A Short Story by Bekah Ferguson.
He knelt down next to the fireplace, stoking the coals and adding another piece of wood to the pile. A Christmas tree twinkled beside a wingback chair, and in the adjoining room, pillar candles burned atop the dining table. Two plates were set with a cloth napkin, Christmas cracker, and crystal glasses. The trimmings sat ready on the stovetop, the turkey nearly done.
But she wasn’t going to be there—she was never going to be there again.
“I wanted to tell you this in person,” she explained over voicemail, “but I just can’t bear to look into your eyes when I say it.”
He’d missed her call earlier while out walking the dog. There was a pause in the recording here and goosebumps rose on his skin as though the blizzard outside was still swirling around him.
“The thing is, Emerson,” she went on, “I can’t marry you. I wish I didn’t have to hurt you like this but I canceled my flight this morning and I’m not going to be moving to your province. I’ve unpacked all my bags.”
He swallowed, throat dry. The terrier lying on the wingback chair raised its head, gazing at him with intuitive concern.
“I hope you didn’t cook anything or go to too much trouble,” the message continued. “I figured you’d be ordering in. I’m so sorry—I shouldn’t have waited this long to call. You were probably expecting me to arrive by shuttle soon.” She let out an exhale and explained in greater detail why she was breaking off the engagement so suddenly. It wasn’t until she said her final good-byes that he realized he’d dropped the phone at some point in her message. It lay on the plush carpet next to where he now knelt at the fireplace, the screen black in sleeping mode.
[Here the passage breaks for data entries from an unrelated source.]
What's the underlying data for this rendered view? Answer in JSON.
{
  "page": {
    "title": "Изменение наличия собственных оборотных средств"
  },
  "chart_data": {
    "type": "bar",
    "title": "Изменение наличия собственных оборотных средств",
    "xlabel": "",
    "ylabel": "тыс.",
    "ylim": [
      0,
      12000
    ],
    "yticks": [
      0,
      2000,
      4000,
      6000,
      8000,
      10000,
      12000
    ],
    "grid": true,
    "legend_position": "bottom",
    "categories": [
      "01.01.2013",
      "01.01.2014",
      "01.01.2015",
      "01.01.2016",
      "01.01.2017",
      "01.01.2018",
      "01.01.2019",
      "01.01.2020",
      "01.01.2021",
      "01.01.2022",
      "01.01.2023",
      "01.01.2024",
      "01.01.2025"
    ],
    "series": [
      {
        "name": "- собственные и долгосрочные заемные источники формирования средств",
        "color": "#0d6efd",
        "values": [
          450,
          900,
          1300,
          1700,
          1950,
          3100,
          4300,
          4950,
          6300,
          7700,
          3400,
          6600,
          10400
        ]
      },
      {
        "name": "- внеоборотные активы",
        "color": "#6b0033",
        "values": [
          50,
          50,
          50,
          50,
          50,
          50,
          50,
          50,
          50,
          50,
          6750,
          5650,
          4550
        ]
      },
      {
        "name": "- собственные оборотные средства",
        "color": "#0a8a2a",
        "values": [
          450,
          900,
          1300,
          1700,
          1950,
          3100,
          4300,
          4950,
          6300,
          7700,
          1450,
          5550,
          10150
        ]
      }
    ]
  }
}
He added one more piece of wood to the fire and anger sparked within him like the flames in the grate.
On impulse he grabbed his phone, donned his outdoor gear, and pushed into the snowfall. Tears froze on his cheekbones and he ducked his face down against the chill. He didn’t yet know where he was going but he walked with determination, boots crunching on the lamp-lit sidewalk.
After a few minutes he stopped at the end of a driveway and turned to face the shadowy bungalow. A faint inner light suffused one window, the rest of the house dark. His anger fading with a newfound resolve, he went to the front door and knocked, hoping his eyes weren’t red. It took awhile but eventually came the sound of shuffling footsteps, the thump of a cane, and the sound of a latch turning.
The door creaked open.
An old man blinkered at him with a single eye, the other sealed shut by the stretched and knotted scars consuming one side of his face.
“You don’t know me,” Emerson said, “and I don’t know you, but I’ve seen you around, and you’ve seen me around, and well, I’m alone this Christmas and if I’m not mistaken, so are you. Will you join me for dinner tonight?”
About a half an hour later, having called and caught a cab together, Emerson’s guest now sat across from him in the very seat intended for his fiancée. The food had been laid out, the turkey sliced, and the drinks poured. Carols and holiday hits played on the stereo while the dog strategically sat beneath the table in the hopes of falling crumbs. They said grace.
“Haven’t celebrated Christmas since before the war,” the old man said, his voice wavering. He cut his food with some difficulty before taking a bite, one hand stiff with more of the same knotted scars that covered half his body. “Swore I never would again.” His eye was milky with age but it glinted with some deep emotion. “Oh, this tastes so good.” He ate a few more bites with evident pleasure. “Young man, d’you know what, you’re the last person on this street I’d have expected to show up at my door tonight. I don’t have much longer to live . . . a few months maybe, is all. If I was ever gonna have a last Christmas, this is it. I never dreamed anybody could care about me again . . . I’ve been invisible all these years.”
Emerson looked down a moment and the fork trembled in his agile hand. He set it down. “You weren’t invisible,” he said, lifting his gaze. “I just couldn’t see you through my good fortune.”